Yes. Residual cream inside a discarded tube can be enough to cause severe poisoning, especially in a small animal.

What if my pet only licked the skin where I applied it?

Treat that as an emergency exposure. Wash your own treated area only as directed by your prescriber, prevent further licking, and contact a veterinarian immediately.

Can I make my dog vomit?

Not without direct veterinary instruction. Fluorouracil can trigger seizures rapidly, and a neurologically abnormal animal can aspirate vomit.

Does activated charcoal cure fluorouracil poisoning?

No. It may be considered in selected early cases, but it does not stop intracellular toxicity, seizures, marrow suppression, or delayed gastrointestinal injury.

Is there an antidote?

Uridine triacetate is an approved human rescue drug for fluorouracil or capecitabine overdose. Veterinary use is extra-label, time sensitive, expensive, and supported by limited animal-specific evidence, so specialist consultation is required immediately.

Can dialysis help?

Hemodialysis has been used successfully in a reported dog. It may be considered in severe early cases, but timing is critical because fluorouracil enters cells rapidly and active metabolites continue causing injury.

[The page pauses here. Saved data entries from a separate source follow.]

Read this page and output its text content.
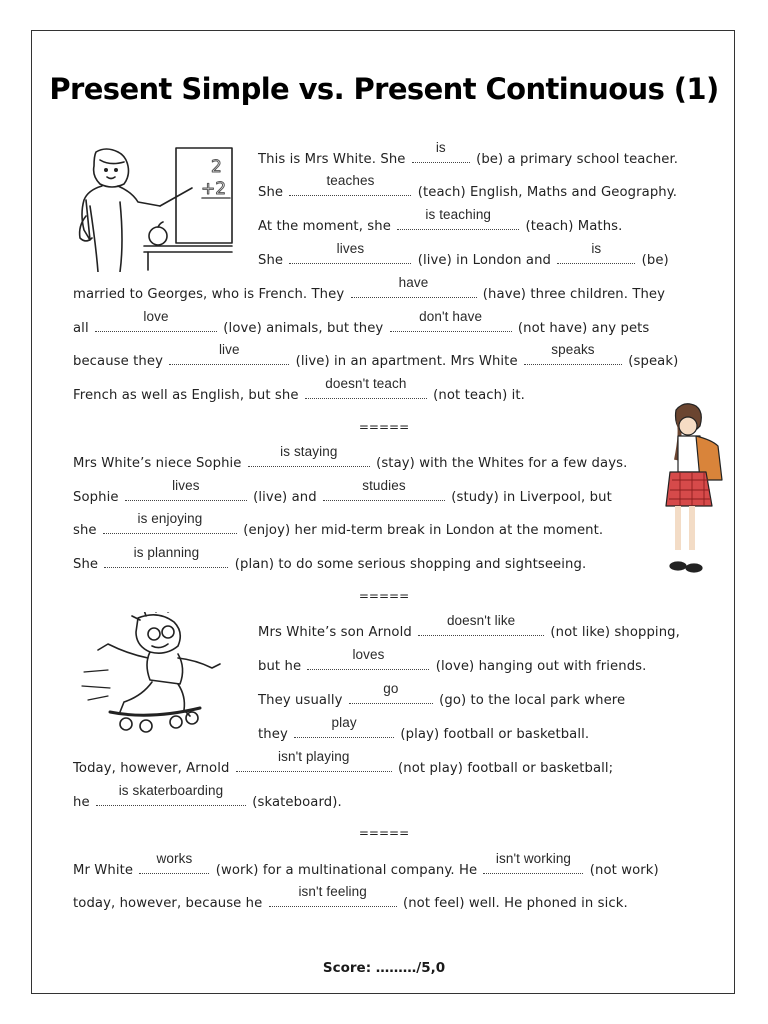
Present Simple vs. Present Continuous (1)
2
+2
This is Mrs White. She
is
(be) a primary school teacher.
She
teaches
(teach) English, Maths and Geography.
At the moment, she
is teaching
(teach) Maths.
She
lives
(live) in London and
is
(be)
married to Georges, who is French. They
have
(have) three children. They
all
love
(love) animals, but they
don't have
(not have) any pets
because they
live
(live) in an apartment. Mrs White
speaks
(speak)
French as well as English, but she
doesn't teach
(not teach) it.
=====
Mrs White’s niece Sophie
is staying
(stay) with the Whites for a few days.
Sophie
lives
(live) and
studies
(study) in Liverpool, but
she
is enjoying
(enjoy) her mid-term break in London at the moment.
She
is planning
(plan) to do some serious shopping and sightseeing.
=====
Mrs White’s son Arnold
doesn't like
(not like) shopping,
but he
loves
(love) hanging out with friends.
They usually
go
(go) to the local park where
they
play
(play) football or basketball.
Today, however, Arnold
isn't playing
(not play) football or basketball;
he
is skaterboarding
(skateboard).
=====
Mr White
works
(work) for a multinational company. He
isn't working
(not work)
today, however, because he
isn't feeling
(not feel) well. He phoned in sick.
Score: ………/5,0
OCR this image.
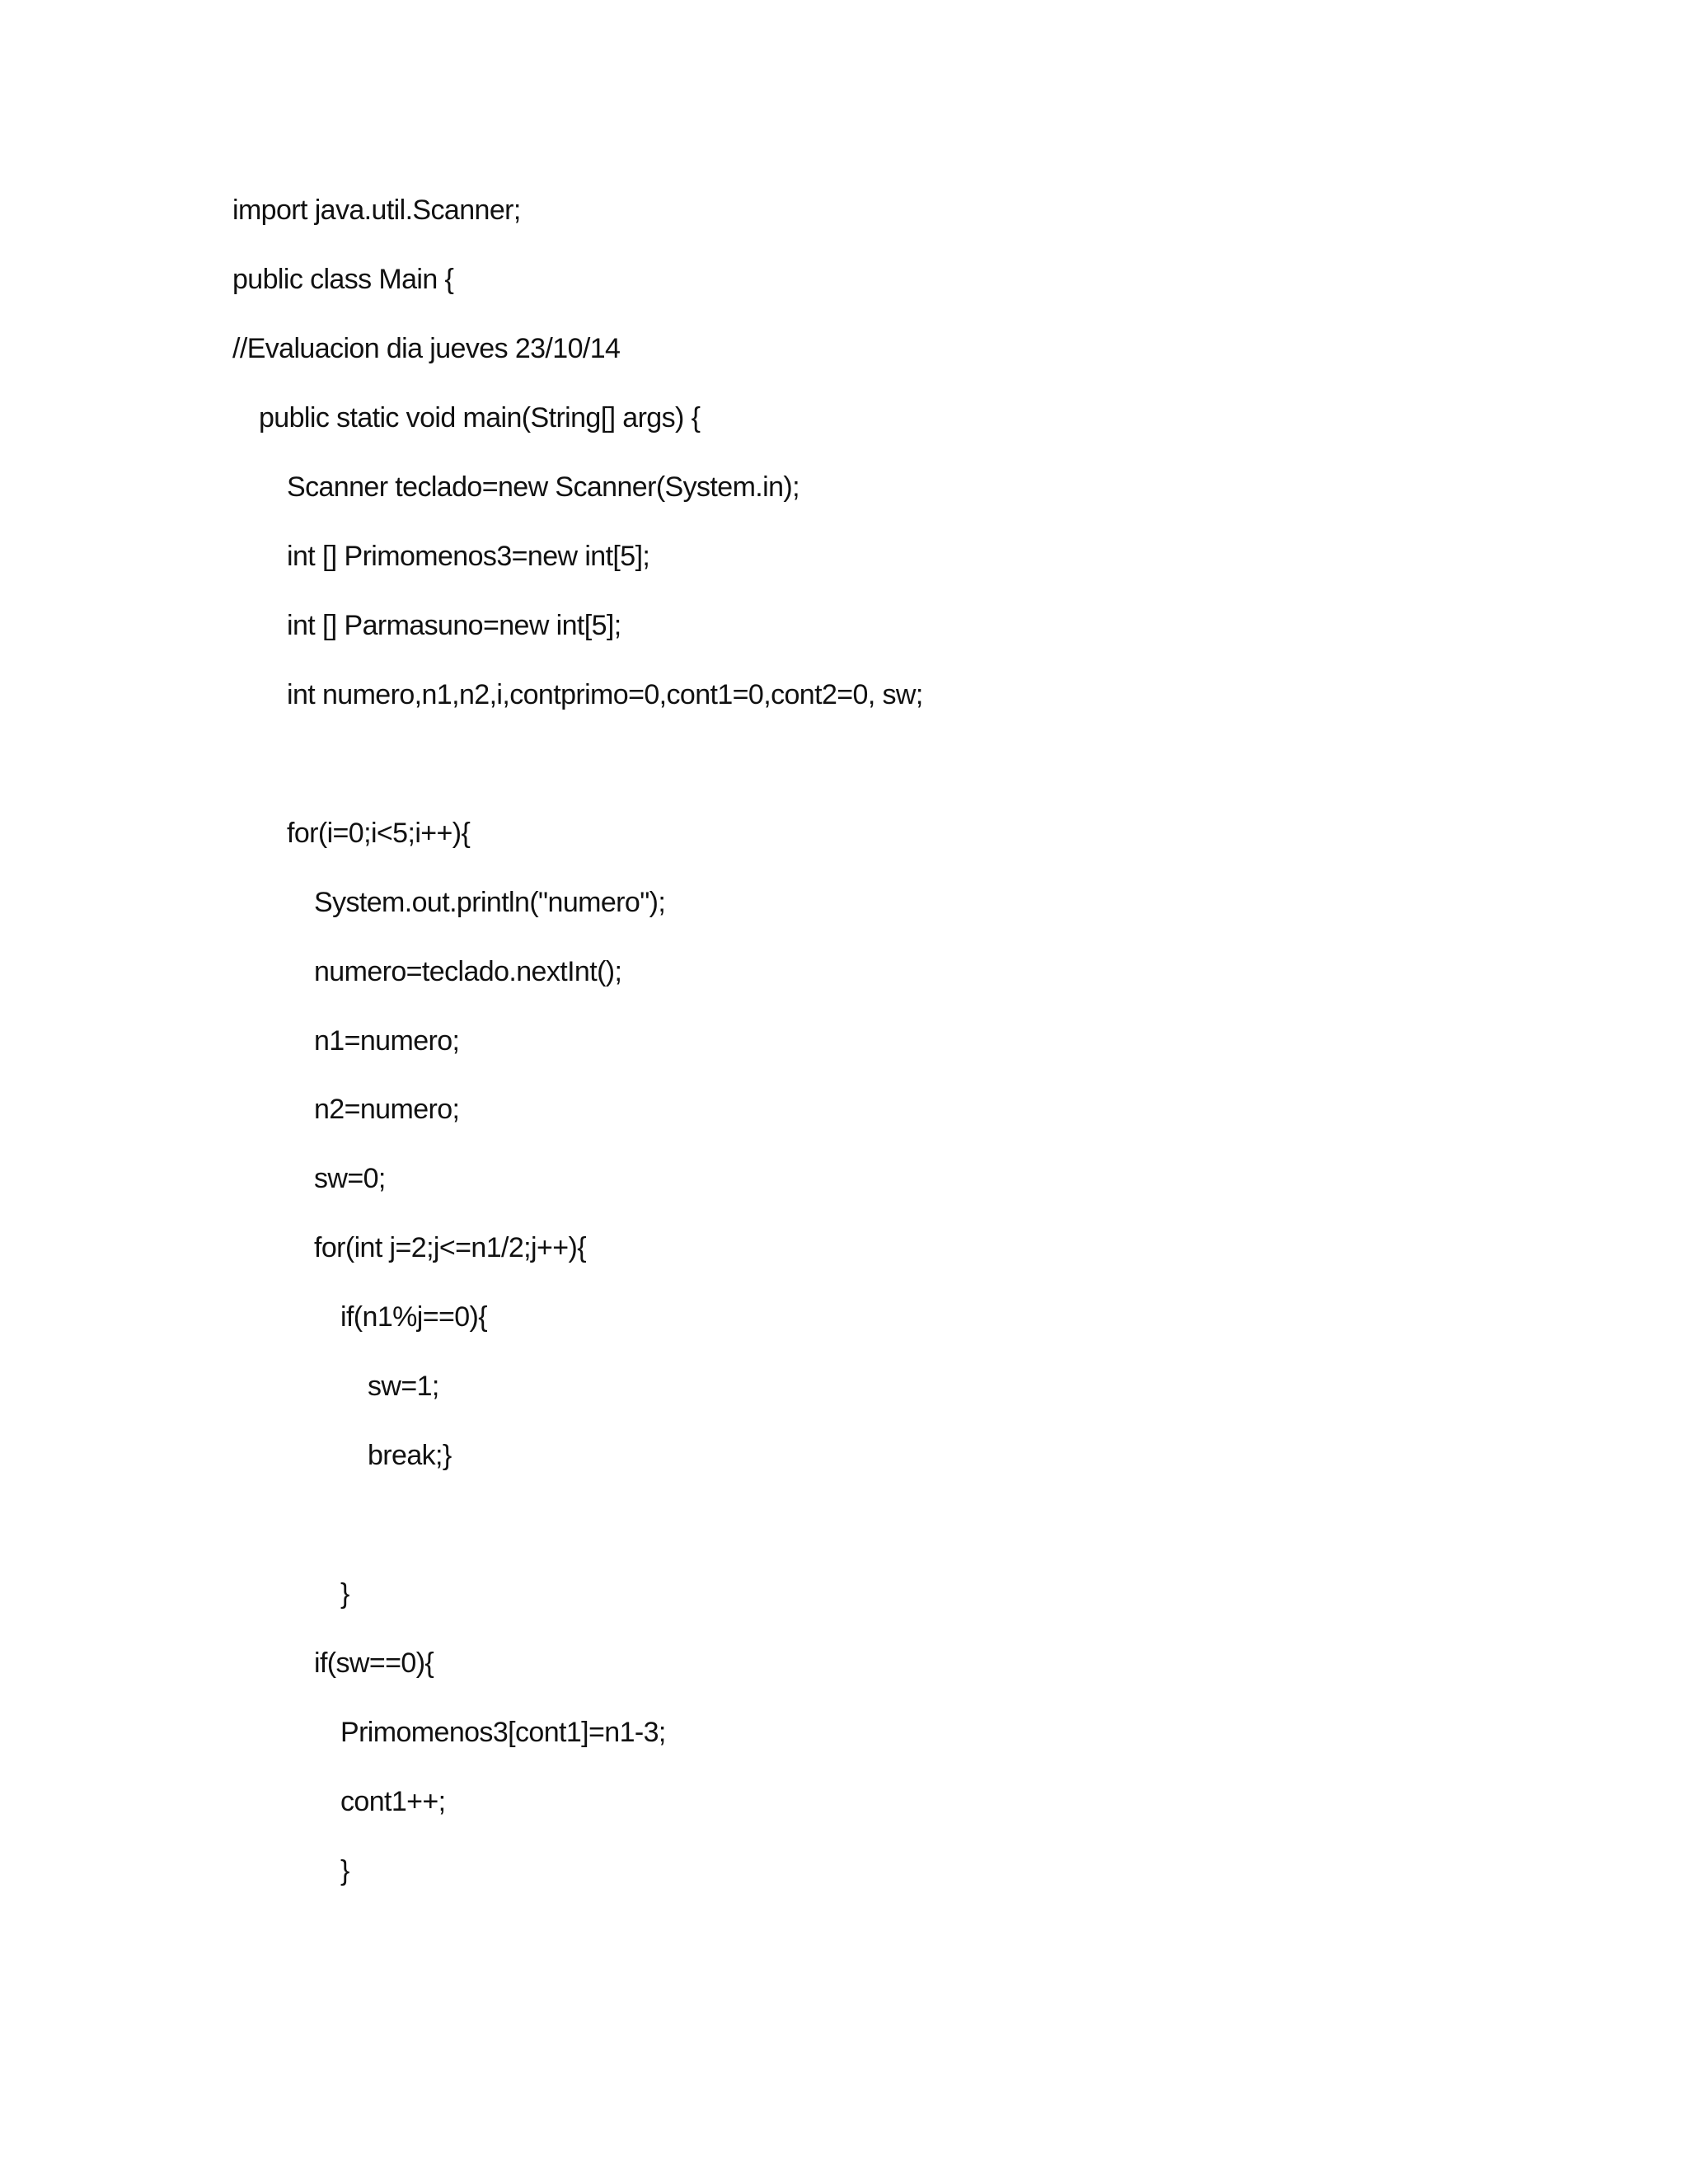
import java.util.Scanner;
public class Main {
//Evaluacion dia jueves 23/10/14
public static void main(String[] args) {
Scanner teclado=new Scanner(System.in);
int [] Primomenos3=new int[5];
int [] Parmasuno=new int[5];
int numero,n1,n2,i,contprimo=0,cont1=0,cont2=0, sw;
for(i=0;i<5;i++){
System.out.println("numero");
numero=teclado.nextInt();
n1=numero;
n2=numero;
sw=0;
for(int j=2;j<=n1/2;j++){
if(n1%j==0){
sw=1;
break;}
}
if(sw==0){
Primomenos3[cont1]=n1-3;
cont1++;
}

Why are seizures sometimes difficult to control?

Fluorouracil can cause intense direct and metabolic neurotoxicity. Some patients require multiple anticonvulsants, continuous infusions, anesthesia, intubation, and ventilation.

Why does my pet need blood tests after seeming better?

Bone-marrow injury may not appear immediately. Neutropenia, thrombocytopenia, and anemia can emerge days after the early neurologic crisis resolves.

Can fluorouracil cause bloody diarrhea?

Yes. It damages rapidly dividing intestinal cells and can cause severe hemorrhagic enterocolitis, mucosal barrier failure, dehydration, and sepsis.

Is capecitabine the same as fluorouracil?

No. Capecitabine is an oral prodrug converted into fluorouracil in the body. It can produce related toxicity and requires immediate veterinary care after ingestion.

What if the product also contains calcipotriene or salicylic acid?

Bring the complete label. Fluorouracil remains the dominant lethal concern, but companion ingredients can create additional toxic mechanisms that require separate treatment.

What if several pets had access?

Do not divide the missing amount evenly. Separate the animals, record each weight and signs, and report the maximum possible exposure for every pet.

How long must a survivor be monitored?

Monitoring commonly extends beyond the first day because gastrointestinal, marrow, infectious, and coagulation complications can be delayed. The treating veterinarian determines the schedule from serial examinations and laboratory results.